Aquí es donde las cadenas de certificados entran en juego (como se describe en el enlace dado anteriormente por Steffen Ulrich). El certificado de un servidor web es casi siempre emitido por un certificado de nivel superior (un certificado de CA), y ese certificado de CA de nivel superior a menudo es emitido por un certificado de CA de nivel superior. Y así sucesivamente, ¡pero no infinitamente! Tiene que haber un final a la cadena de certificados de CA de nivel superior en algún lugar, y de hecho, siempre termina, en un certificado de CA "raíz". Un certificado de CA raíz no es no emitido por ningún certificado de CA de nivel superior, por lo que el dinero finalmente se detiene allí.

Lo largo y corto de todo esto es que su rastreo de red muestra que su servidor le ha enviado al cliente una cadena de tres certificados. El primer certificado será el propio certificado del servidor, como ya se mencionó. El segundo certificado será el certificado de CA que emitió el certificado de su servidor. Y el tercer certificado será el certificado de CA raíz, que emitió el segundo certificado.

Por lo tanto, el mensaje "Certificado" de su servidor contiene la cadena completa, desde el propio certificado de su servidor, hasta el certificado de CA intermedio, y finalmente hasta el certificado de CA raíz.

Cuando este pequeño lote llega al cliente, ahora el cliente tiene todo lo que necesita para verificar y probar la identidad de su servidor. Entre otras cosas, es muy importante que el cliente pueda descubrir si el certificado de CA raíz es uno en el que confía. Si el cliente no confía realmente en el certificado de CA raíz que (en última instancia) emitió el certificado de su servidor, entonces se quejará (generalmente, le dice al usuario que el certificado del servidor no es de confianza y luego le pregunta al usuario si desea hacerlo). siga adelante y continúe comunicándose con el servidor de todos modos).

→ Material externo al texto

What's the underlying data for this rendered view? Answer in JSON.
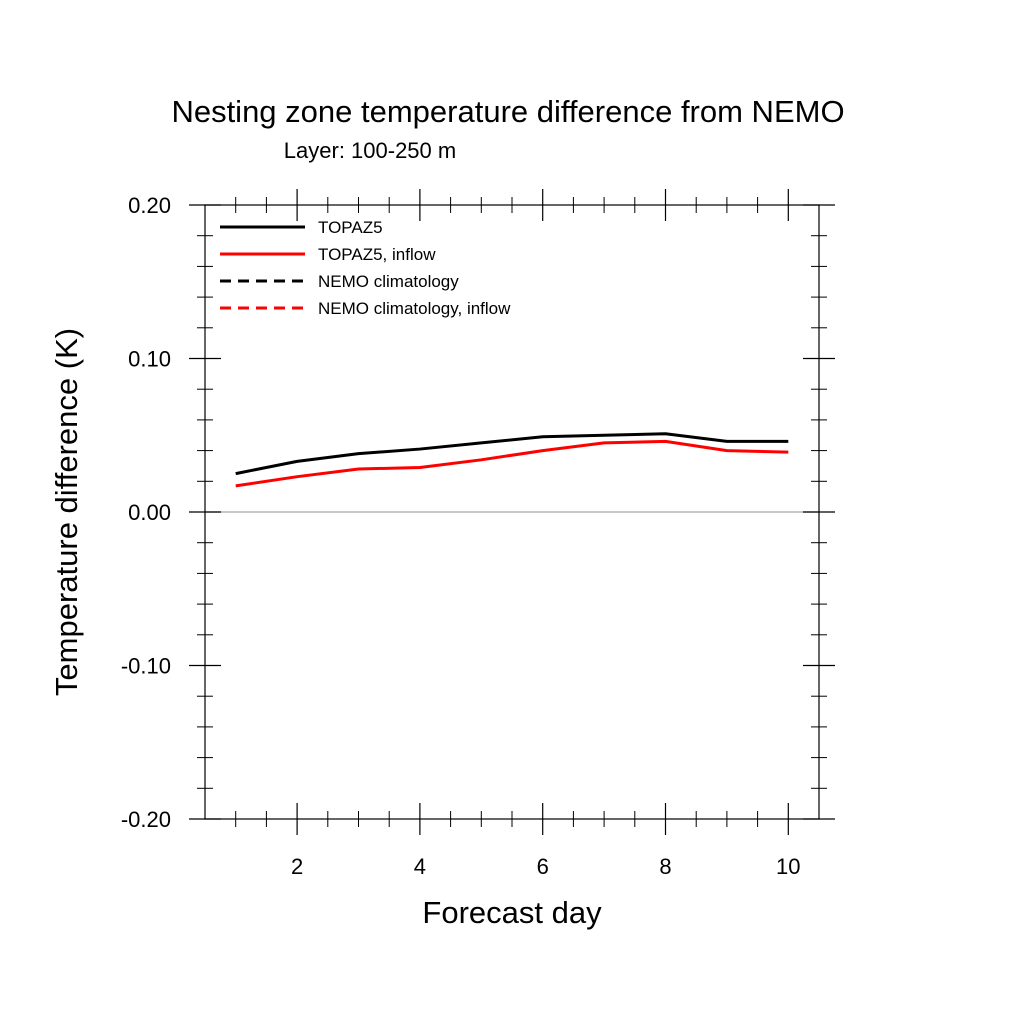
{
  "chart_data": {
    "type": "line",
    "title": "Nesting zone temperature difference from NEMO",
    "subtitle": "Layer: 100-250 m",
    "xlabel": "Forecast day",
    "ylabel": "Temperature difference (K)",
    "xlim": [
      0.5,
      10.5
    ],
    "ylim": [
      -0.2,
      0.2
    ],
    "x_ticks": [
      2,
      4,
      6,
      8,
      10
    ],
    "x_tick_labels": [
      "2",
      "4",
      "6",
      "8",
      "10"
    ],
    "y_ticks": [
      -0.2,
      -0.1,
      0.0,
      0.1,
      0.2
    ],
    "y_tick_labels": [
      "-0.20",
      "-0.10",
      "0.00",
      "0.10",
      "0.20"
    ],
    "x_minor_step": 0.5,
    "y_minor_step": 0.02,
    "zero_line": true,
    "grid": false,
    "legend_position": "top-left",
    "series": [
      {
        "name": "TOPAZ5",
        "color": "#000000",
        "dash": "solid",
        "x": [
          1,
          2,
          3,
          4,
          5,
          6,
          7,
          8,
          9,
          10
        ],
        "values": [
          0.025,
          0.033,
          0.038,
          0.041,
          0.045,
          0.049,
          0.05,
          0.051,
          0.046,
          0.046
        ]
      },
      {
        "name": "TOPAZ5, inflow",
        "color": "#ff0000",
        "dash": "solid",
        "x": [
          1,
          2,
          3,
          4,
          5,
          6,
          7,
          8,
          9,
          10
        ],
        "values": [
          0.017,
          0.023,
          0.028,
          0.029,
          0.034,
          0.04,
          0.045,
          0.046,
          0.04,
          0.039
        ]
      },
      {
        "name": "NEMO climatology",
        "color": "#000000",
        "dash": "dashed",
        "x": [],
        "values": []
      },
      {
        "name": "NEMO climatology, inflow",
        "color": "#ff0000",
        "dash": "dashed",
        "x": [],
        "values": []
      }
    ]
  }
}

Es esencial que el servidor siempre envíe al cliente su propio certificado (para que el cliente pueda verificar que la propia identidad del servidor sea la esperada). Por lo tanto, siempre habrá al menos un certificado en el mensaje "Certificado" del servidor. Sin embargo, no es absolutamente esencial que el servidor envíe también otros certificados de CA (de nivel superior) (porque el cliente podría, en principio, recurrir a otros medios para descubrir el resto de la cadena de certificados). Pero seguro que ayuda al cliente si el servidor los envía a todos. Lo que (finalmente) explica por qué está viendo que su servidor envía varios certificados.

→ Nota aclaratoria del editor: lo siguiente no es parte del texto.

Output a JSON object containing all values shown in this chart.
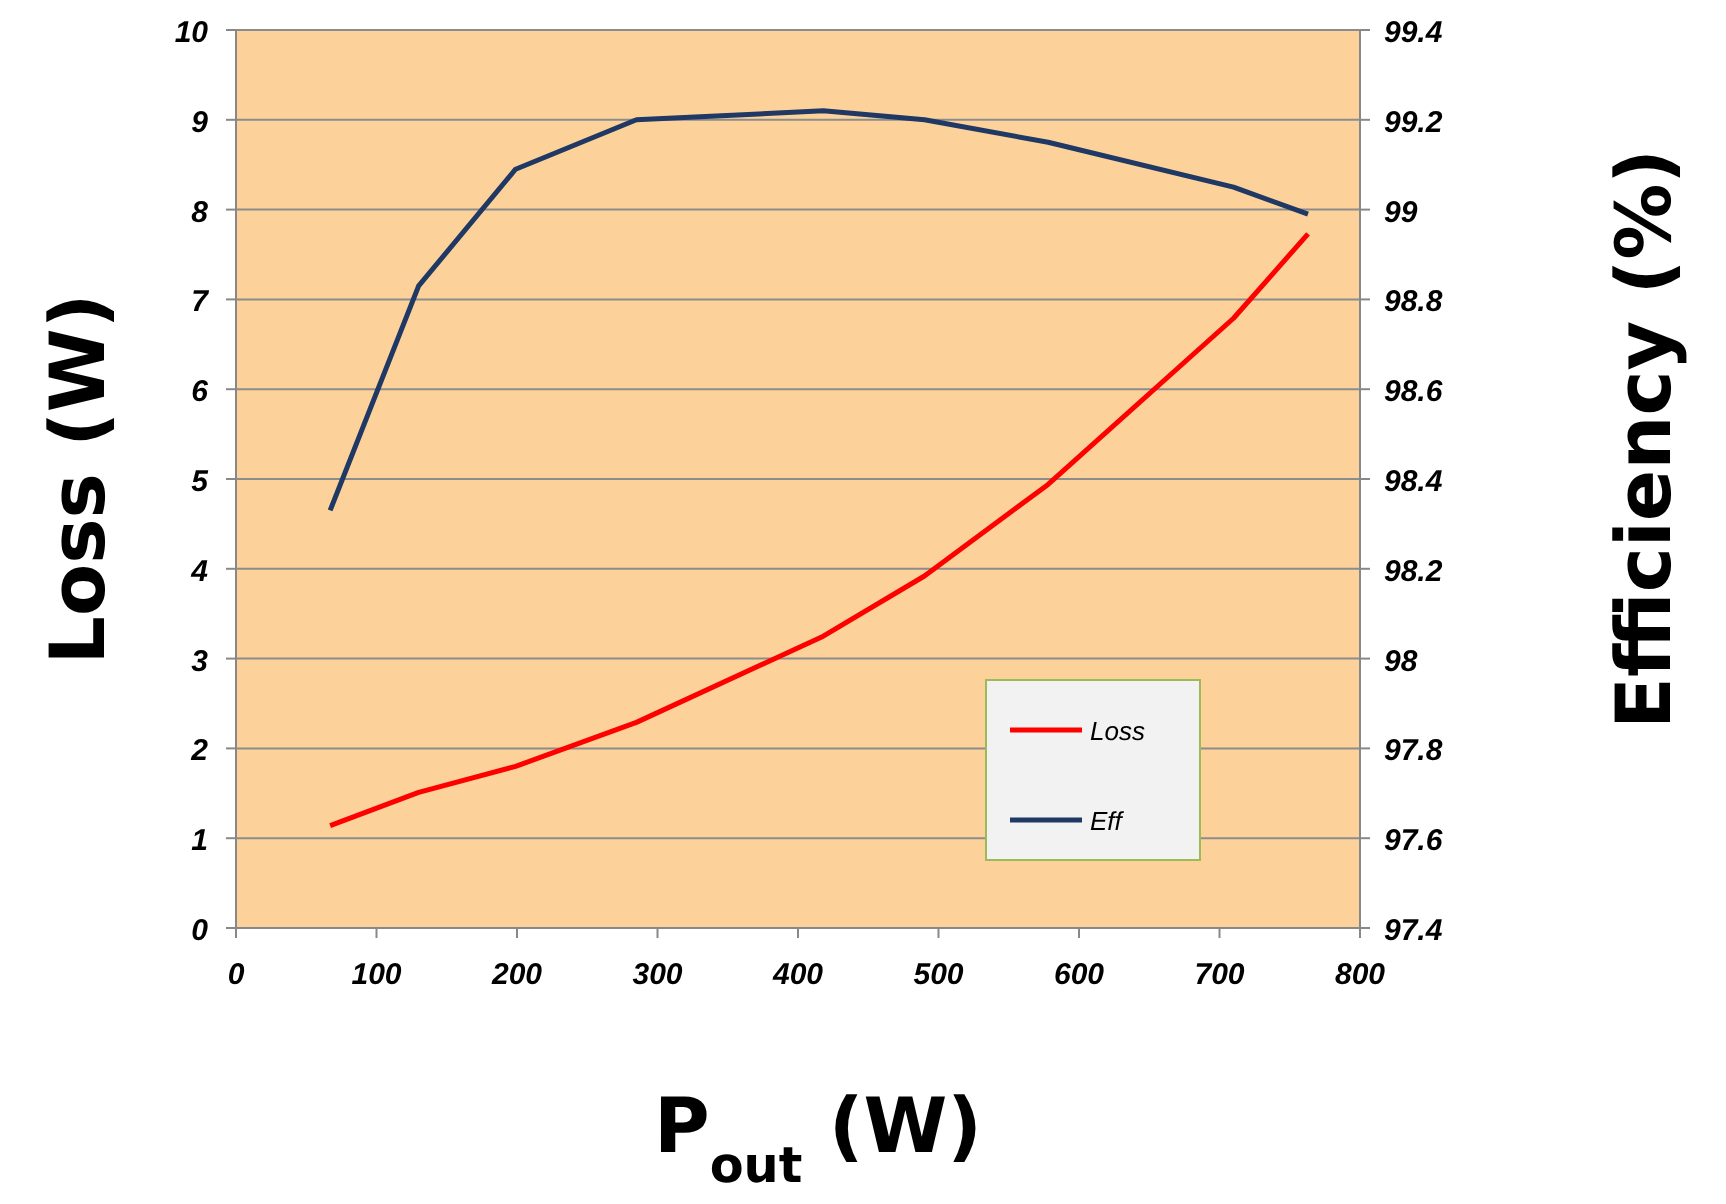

En la parte final de su pregunta (los servidores OpenSSL, Apache y GnuTLS), creo que probablemente depende de cómo los configure. Desafortunadamente, no estoy lo suficientemente familiarizado con ellos como para saber cómo harías eso, en cada caso. Pero recomendaría que, donde sea posible, debería apuntar a que esos servidores siempre devuelvan la cadena de certificados completa al cliente, de la misma manera que se muestra en su rastreo de red.

Se puede decir mucho más sobre SSL y TLS, ¡pero ciertamente este no es el lugar! Si desea obtener más información de un verdadero experto, puedo recomendar el excelente libro (SSL, aunque ahora está algo fechado) de Eric Rescorla, "SSL y TLS - Diseñar y crear sistemas seguros", ISBN 0-201-61598-3, publicado en 2000. Sin embargo, espero que ahora tengas un poco más de tracción en tu pregunta.

Es probable que el servidor envíe una serie de certificados que comprenden la "cadena de certificados". Por lo general, las CA no emiten certificados firmados por su clave raíz, sino por una clave intermedia, por lo que debe incluir ese certificado en su cadena para obtener el enlace entre su clave y la raíz.

Por lo tanto, los signos de clave raíz intermedios, los signos intermedios de su clave, etc. Dado que el navegador / sistema operativo solo tiene las claves raíz, debe enviarlos todo para realizar la conexión y, en algunos casos, puede haber múltiples CA intermedias certificados.